Many restaurants are also exploring expansion through cloud kitchens with the dine-in business capped at 50% seating capacity and expect online orders to see a surge as consumers remain wary of stepping out.
The cloud kitchen business was deeply impacted by the covid-led lockdown, resulting in a sharp dip in order volumes.
Compared to pre-covid levels, Zomato witnessed only 50% of its restaurant partners starting to deliver food on its platform, while rival Swiggy saw around 25-40%, with more restaurants being operational in tier-1 cities.
These food-tech unicorns are now working with restaurants to help them resume operations by offering their cloud kitchen facilities.
“As the economy opens up on account of Unlock 1.0 and restaurants resolve teething issues around manpower, we expect the majority of our restaurant partners to be live on the platform. Some of them are even looking to expand and take up more kitchens. We are focusing on helping them resume operations and making sure that our kitchens are fully equipped and follow all safety and hygiene protocol,” said a Zomato spokesperson.

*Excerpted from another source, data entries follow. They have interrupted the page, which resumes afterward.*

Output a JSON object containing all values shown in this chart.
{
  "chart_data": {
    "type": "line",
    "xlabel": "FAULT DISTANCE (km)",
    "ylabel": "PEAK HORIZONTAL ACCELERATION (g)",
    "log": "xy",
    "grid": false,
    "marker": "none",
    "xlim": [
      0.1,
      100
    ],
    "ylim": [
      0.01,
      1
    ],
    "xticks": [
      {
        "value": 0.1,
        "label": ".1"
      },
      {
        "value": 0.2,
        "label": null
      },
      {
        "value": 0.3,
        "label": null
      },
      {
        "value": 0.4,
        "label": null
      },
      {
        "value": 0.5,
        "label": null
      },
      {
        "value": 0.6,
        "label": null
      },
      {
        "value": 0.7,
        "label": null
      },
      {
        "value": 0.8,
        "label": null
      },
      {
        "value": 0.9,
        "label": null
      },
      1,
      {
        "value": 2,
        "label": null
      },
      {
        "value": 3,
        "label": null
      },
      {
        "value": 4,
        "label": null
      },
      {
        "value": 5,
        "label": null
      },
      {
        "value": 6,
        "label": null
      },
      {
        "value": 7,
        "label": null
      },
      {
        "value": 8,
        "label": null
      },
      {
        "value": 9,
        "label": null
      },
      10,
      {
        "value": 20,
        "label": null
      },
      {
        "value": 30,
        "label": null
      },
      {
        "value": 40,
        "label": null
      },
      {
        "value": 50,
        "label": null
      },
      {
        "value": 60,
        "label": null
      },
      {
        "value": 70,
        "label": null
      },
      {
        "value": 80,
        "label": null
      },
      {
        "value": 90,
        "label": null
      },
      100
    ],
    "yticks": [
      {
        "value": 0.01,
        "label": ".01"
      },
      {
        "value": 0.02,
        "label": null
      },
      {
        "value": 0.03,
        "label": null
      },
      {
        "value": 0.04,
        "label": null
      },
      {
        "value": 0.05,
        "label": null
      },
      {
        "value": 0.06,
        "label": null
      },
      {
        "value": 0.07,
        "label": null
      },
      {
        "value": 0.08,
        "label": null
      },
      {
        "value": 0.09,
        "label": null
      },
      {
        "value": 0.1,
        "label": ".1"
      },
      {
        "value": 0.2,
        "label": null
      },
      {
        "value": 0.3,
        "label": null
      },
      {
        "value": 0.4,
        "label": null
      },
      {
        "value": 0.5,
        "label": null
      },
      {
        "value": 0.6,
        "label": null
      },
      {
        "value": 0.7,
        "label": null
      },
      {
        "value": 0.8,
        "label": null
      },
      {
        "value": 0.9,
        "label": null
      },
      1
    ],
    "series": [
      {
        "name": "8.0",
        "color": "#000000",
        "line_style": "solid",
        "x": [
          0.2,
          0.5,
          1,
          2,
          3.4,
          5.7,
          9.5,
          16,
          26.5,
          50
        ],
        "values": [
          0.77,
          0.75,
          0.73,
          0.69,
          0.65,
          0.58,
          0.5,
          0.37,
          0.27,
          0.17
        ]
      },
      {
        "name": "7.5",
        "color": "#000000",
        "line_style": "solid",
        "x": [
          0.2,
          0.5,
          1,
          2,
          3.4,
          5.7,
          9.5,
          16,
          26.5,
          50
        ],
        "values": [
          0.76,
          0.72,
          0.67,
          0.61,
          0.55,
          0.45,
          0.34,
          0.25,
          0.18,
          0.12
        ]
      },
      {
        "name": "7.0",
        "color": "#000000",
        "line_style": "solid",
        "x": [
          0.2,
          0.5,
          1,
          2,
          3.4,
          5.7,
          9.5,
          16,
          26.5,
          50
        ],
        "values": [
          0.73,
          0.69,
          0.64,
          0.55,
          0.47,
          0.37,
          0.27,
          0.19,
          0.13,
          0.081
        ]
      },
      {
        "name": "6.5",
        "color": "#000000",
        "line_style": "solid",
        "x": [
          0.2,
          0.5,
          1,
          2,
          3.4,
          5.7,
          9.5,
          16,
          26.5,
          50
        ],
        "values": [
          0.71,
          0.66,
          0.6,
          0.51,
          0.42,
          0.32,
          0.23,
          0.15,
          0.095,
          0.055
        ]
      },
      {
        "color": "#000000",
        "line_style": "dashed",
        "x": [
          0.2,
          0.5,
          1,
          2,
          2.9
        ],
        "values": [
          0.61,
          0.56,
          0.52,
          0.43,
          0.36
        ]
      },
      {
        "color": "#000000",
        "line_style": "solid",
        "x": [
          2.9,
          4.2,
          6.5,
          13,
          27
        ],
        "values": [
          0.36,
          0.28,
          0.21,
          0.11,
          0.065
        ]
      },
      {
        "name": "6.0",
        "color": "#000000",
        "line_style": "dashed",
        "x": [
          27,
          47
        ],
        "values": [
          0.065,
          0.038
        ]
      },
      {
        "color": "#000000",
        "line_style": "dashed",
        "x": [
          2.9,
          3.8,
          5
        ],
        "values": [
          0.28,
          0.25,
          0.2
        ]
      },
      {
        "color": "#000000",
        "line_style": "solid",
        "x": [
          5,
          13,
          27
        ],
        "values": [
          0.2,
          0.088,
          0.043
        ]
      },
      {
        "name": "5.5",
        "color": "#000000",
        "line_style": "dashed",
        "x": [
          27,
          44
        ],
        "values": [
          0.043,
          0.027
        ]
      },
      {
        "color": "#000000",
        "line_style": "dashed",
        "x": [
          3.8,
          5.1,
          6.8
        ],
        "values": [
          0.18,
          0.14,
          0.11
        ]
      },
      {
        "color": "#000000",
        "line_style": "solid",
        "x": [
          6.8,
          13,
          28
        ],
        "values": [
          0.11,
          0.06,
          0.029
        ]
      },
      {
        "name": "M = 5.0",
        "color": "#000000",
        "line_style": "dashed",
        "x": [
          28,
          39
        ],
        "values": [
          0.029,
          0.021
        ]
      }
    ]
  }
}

Zomato said it is also evaluating targeted investments around kitchen space in areas of supply gaps, while looking to optimise its current kitchen footprint to suit the evolving customer demands.
Swiggy, which has shut and relocated many of its non-profitable cloud kitchens in May, is also taking a relook at its cloud kitchen strategy to solve supply gaps in various geographies of operations.
“Although dine-in operations are set to resume, it is likely to take some time for consumers to get comfortable with the notion of dining at restaurants. Our strategic investments in cloud kitchens are proving to be crucial in assisting restaurant partners to get their businesses rolling and adapt to the evolving consumer landscape,” said a Swiggy spokesperson.
In February, Swiggy had launched ‘BrandWorks’ to co-create delivery-only brands with restaurant partners by leveraging existing kitchen space at their dine-in facilities.
It is now leveraging the BrandWorks platform to work with restaurants and create newer delivery-only brands and menus, which is tailor-made to the food demand in a specific geography. BrandWorks will also continue to assist restaurant partners in maximising profitability at their dine-in units. Swiggy has also invested ₹250 crore into Swiggy Access, its cloud kitchen brand.
Rajesh Sawhney, founder GSF Accelerator and Healthie said, “This is the darkest hour for the restaurant and cloud kitchen industry. There is a huge demand compression as offices aren’t operating and condos have put lots of restrictions on home ordering. Most restaurants may either remain shut for the next few months or do limited delivery business. Similarly most cloud kitchens are either shut or are operating at 25-30% capacity. It will be a slow grind back to normal over a year.”
Aggregators have caused the biggest problem for restaurants because they diverted the demand to their cloud kitchens business while charging 25-50% commissions to others, said a person familiar with the business.
“…Aggregators shouldn’t charge more than 10% and customers should pay for the delivery. If this doesn’t happen, it will be game over for restaurants,” he said, asking not to be named.
While several restaurants could use their own existing kitchen infrastructure to fulfil delivery orders, others are exploring third-party cloud kitchens.
Zorawar Kalra, founder, Massive Restaurants, that runs Farzi Café and Pa Pa Ya, said the company is in talks with a large aggregator for an association over their cloud kitchen. Massive Restaurants could take up space in a ready-made cloud-kitchen in any city, and launch new online-only food delivery concepts as well as host the company’s existing brands on it.
The move, said Kalra, will help its popular restaurant brands gain scale at a fraction of a cost required to set up a full restaurant.
“We are definitely looking at cloud kitchens as we are working on some very cool delivery-only models. We might look at ready-made kitchens, in which we can plug-and-play our brands. It is better to not build your own kitchen because there are so many people now that have readymade kitchens for a fraction of your running cost, with no capex, and that will give you nation-wide network.”